The work group is continuing to invite different water use sectors to their meetings. In October, the Council of Great Lakes Industries and the Detroit Water and Sewerage Department presented. Driving water conservation practices for industries is the degree to which they will provide value to the operation. Public water supplies are also facing a dilemma because decreases in water use from water conservation practices could raise the price per unit cost for rates. At their next meeting, the work group will hear from the food processing industry. Members are also reviewing conservation and efficiency programs of other Great Lakes states.

Other Business

Pat Norris asked that meeting locations be determined a few months in advance to provide enough time to coordinate schedules. The Council supported the 2014 meeting schedule and wanted to keep moving meetings around the state.
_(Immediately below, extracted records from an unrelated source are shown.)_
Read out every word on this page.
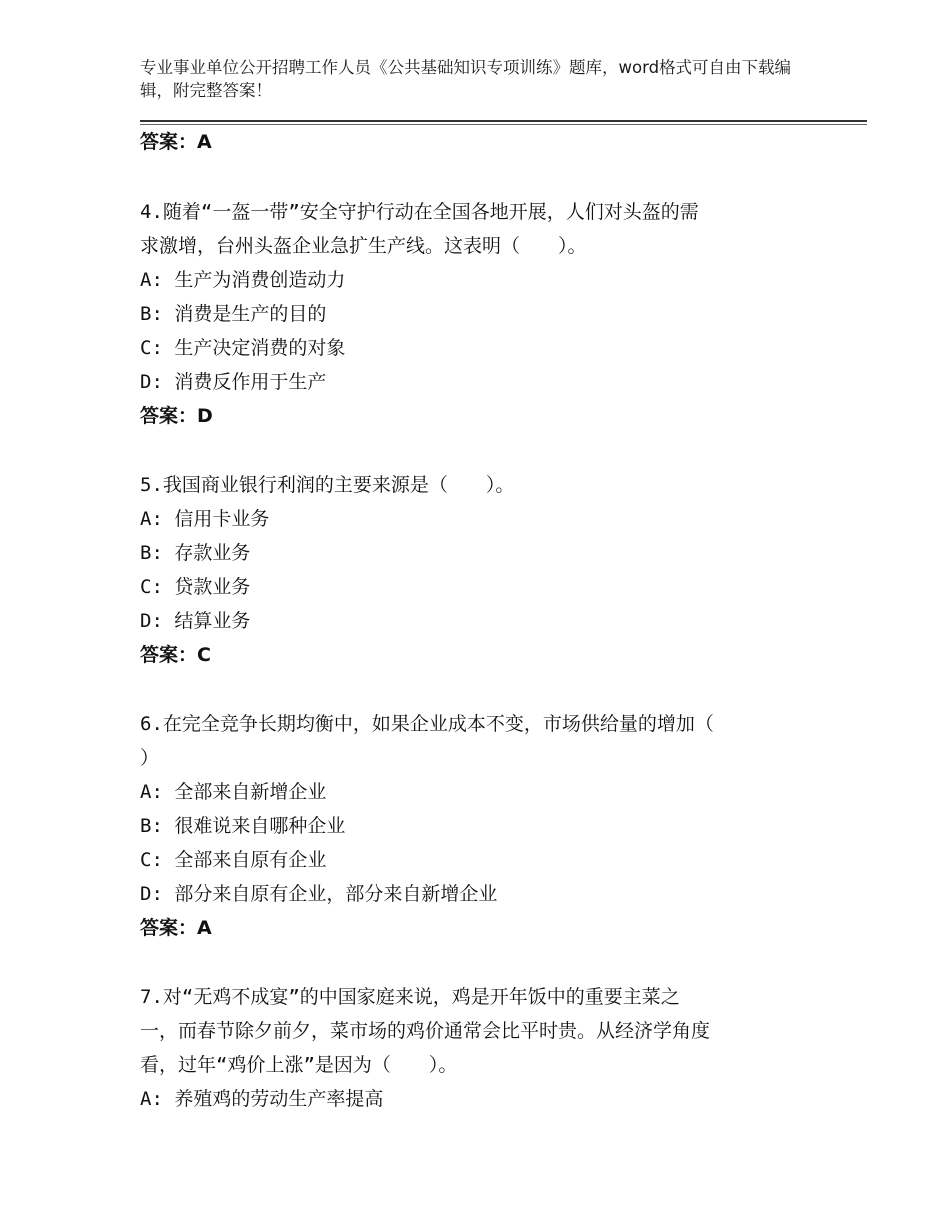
专业事业单位公开招聘工作人员《公共基础知识专项训练》题库，word格式可自由下载编辑，附完整答案！
答案：A
4.随着“一盔一带”安全守护行动在全国各地开展，人们对头盔的需
求激增，台州头盔企业急扩生产线。这表明（　　）。
A: 生产为消费创造动力
B: 消费是生产的目的
C: 生产决定消费的对象
D: 消费反作用于生产
答案：D
5.我国商业银行利润的主要来源是（　　）。
A: 信用卡业务
B: 存款业务
C: 贷款业务
D: 结算业务
答案：C
6.在完全竞争长期均衡中，如果企业成本不变，市场供给量的增加（
）
A: 全部来自新增企业
B: 很难说来自哪种企业
C: 全部来自原有企业
D: 部分来自原有企业，部分来自新增企业
答案：A
7.对“无鸡不成宴”的中国家庭来说，鸡是开年饭中的重要主菜之
一，而春节除夕前夕，菜市场的鸡价通常会比平时贵。从经济学角度
看，过年“鸡价上涨”是因为（　　）。
A: 养殖鸡的劳动生产率提高
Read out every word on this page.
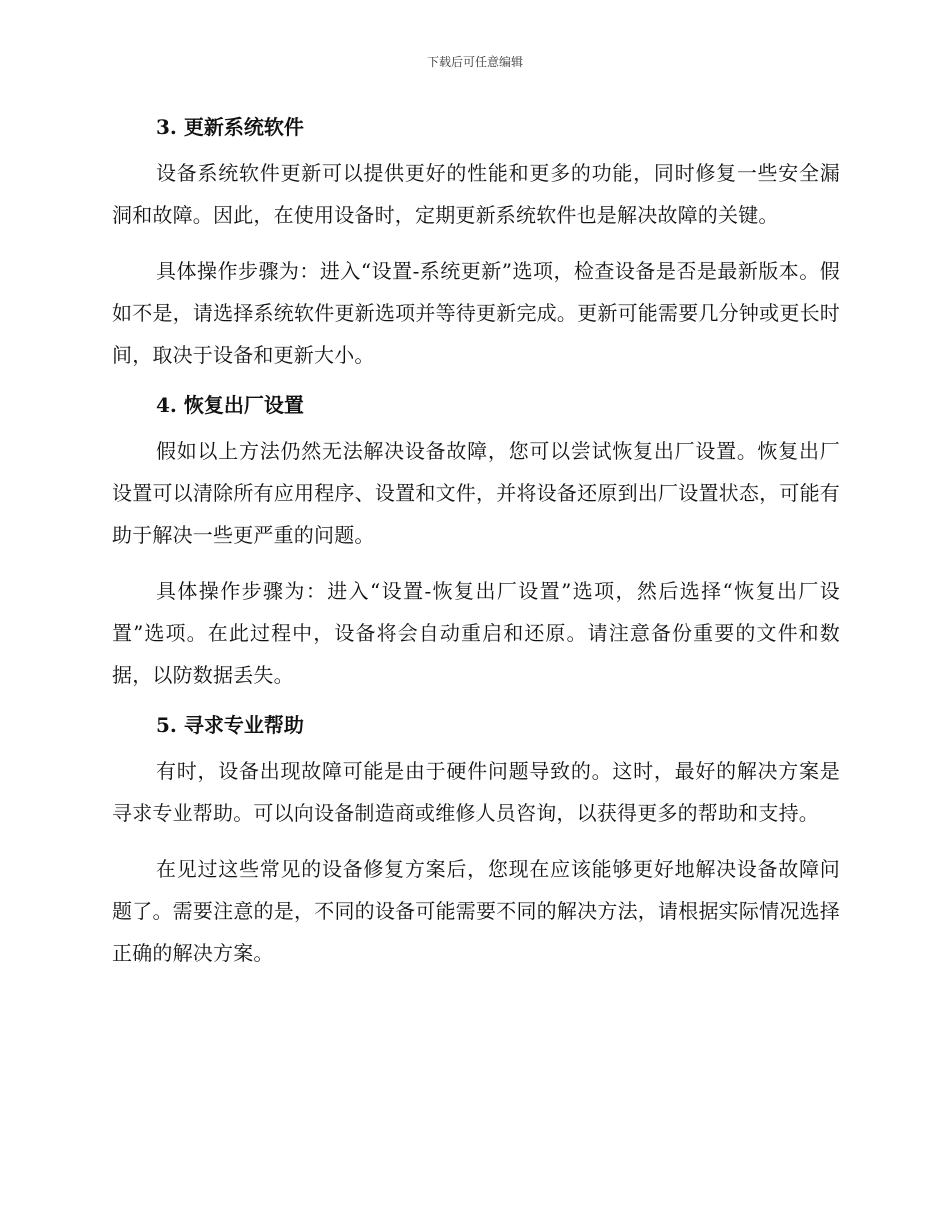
下载后可任意编辑
3. 更新系统软件

设备系统软件更新可以提供更好的性能和更多的功能，同时修复一些安全漏洞和故障。因此，在使用设备时，定期更新系统软件也是解决故障的关键。

具体操作步骤为：进入“设置-系统更新”选项，检查设备是否是最新版本。假如不是，请选择系统软件更新选项并等待更新完成。更新可能需要几分钟或更长时间，取决于设备和更新大小。

4. 恢复出厂设置

假如以上方法仍然无法解决设备故障，您可以尝试恢复出厂设置。恢复出厂设置可以清除所有应用程序、设置和文件，并将设备还原到出厂设置状态，可能有助于解决一些更严重的问题。

具体操作步骤为：进入“设置-恢复出厂设置”选项，然后选择“恢复出厂设置”选项。在此过程中，设备将会自动重启和还原。请注意备份重要的文件和数据，以防数据丢失。

5. 寻求专业帮助

有时，设备出现故障可能是由于硬件问题导致的。这时，最好的解决方案是寻求专业帮助。可以向设备制造商或维修人员咨询，以获得更多的帮助和支持。

在见过这些常见的设备修复方案后，您现在应该能够更好地解决设备故障问题了。需要注意的是，不同的设备可能需要不同的解决方法，请根据实际情况选择正确的解决方案。
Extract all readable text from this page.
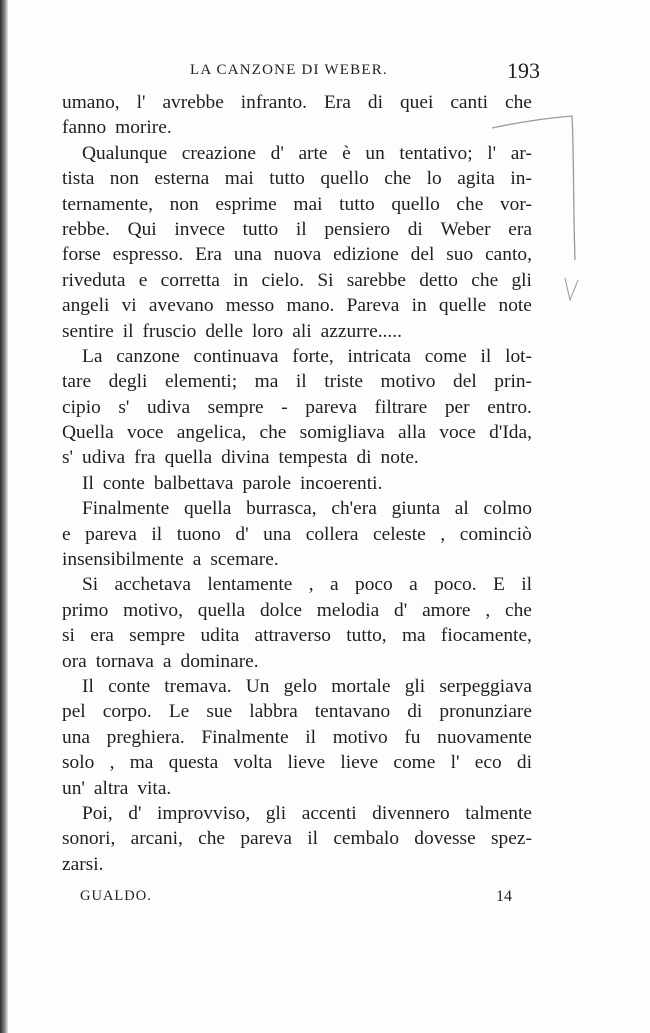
LA CANZONE DI WEBER.	193
umano, l' avrebbe infranto. Era di quei canti che
fanno morire.
Qualunque creazione d' arte è un tentativo; l' ar-
tista non esterna mai tutto quello che lo agita in-
ternamente, non esprime mai tutto quello che vor-
rebbe. Qui invece tutto il pensiero di Weber era
forse espresso. Era una nuova edizione del suo canto,
riveduta e corretta in cielo. Si sarebbe detto che gli
angeli vi avevano messo mano. Pareva in quelle note
sentire il fruscio delle loro ali azzurre.....
La canzone continuava forte, intricata come il lot-
tare degli elementi; ma il triste motivo del prin-
cipio s' udiva sempre - pareva filtrare per entro.
Quella voce angelica, che somigliava alla voce d'Ida,
s' udiva fra quella divina tempesta di note.
Il conte balbettava parole incoerenti.
Finalmente quella burrasca, ch'era giunta al colmo
e pareva il tuono d' una collera celeste , cominciò
insensibilmente a scemare.
Si acchetava lentamente , a poco a poco. E il
primo motivo, quella dolce melodia d' amore , che
si era sempre udita attraverso tutto, ma fiocamente,
ora tornava a dominare.
Il conte tremava. Un gelo mortale gli serpeggiava
pel corpo. Le sue labbra tentavano di pronunziare
una preghiera. Finalmente il motivo fu nuovamente
solo , ma questa volta lieve lieve come l' eco di
un' altra vita.
Poi, d' improvviso, gli accenti divennero talmente
sonori, arcani, che pareva il cembalo dovesse spez-
zarsi.
GUALDO.	14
Public Comment on non-agenda items

Mike Arens with the Huron-Clinton Metroparks thanked the Council for attending and invited the Council back to the Metroparks facilities at any time. Howard Reeves noted that the Huron-Clinton Metroparks are a very proactive group and praised their efforts for quickly setting up "Crowd Hydrology" gaging sites in the Metroparks.

Next meetings

The next meeting location has yet to be determined. Please contact Laura Young if you are willing to host.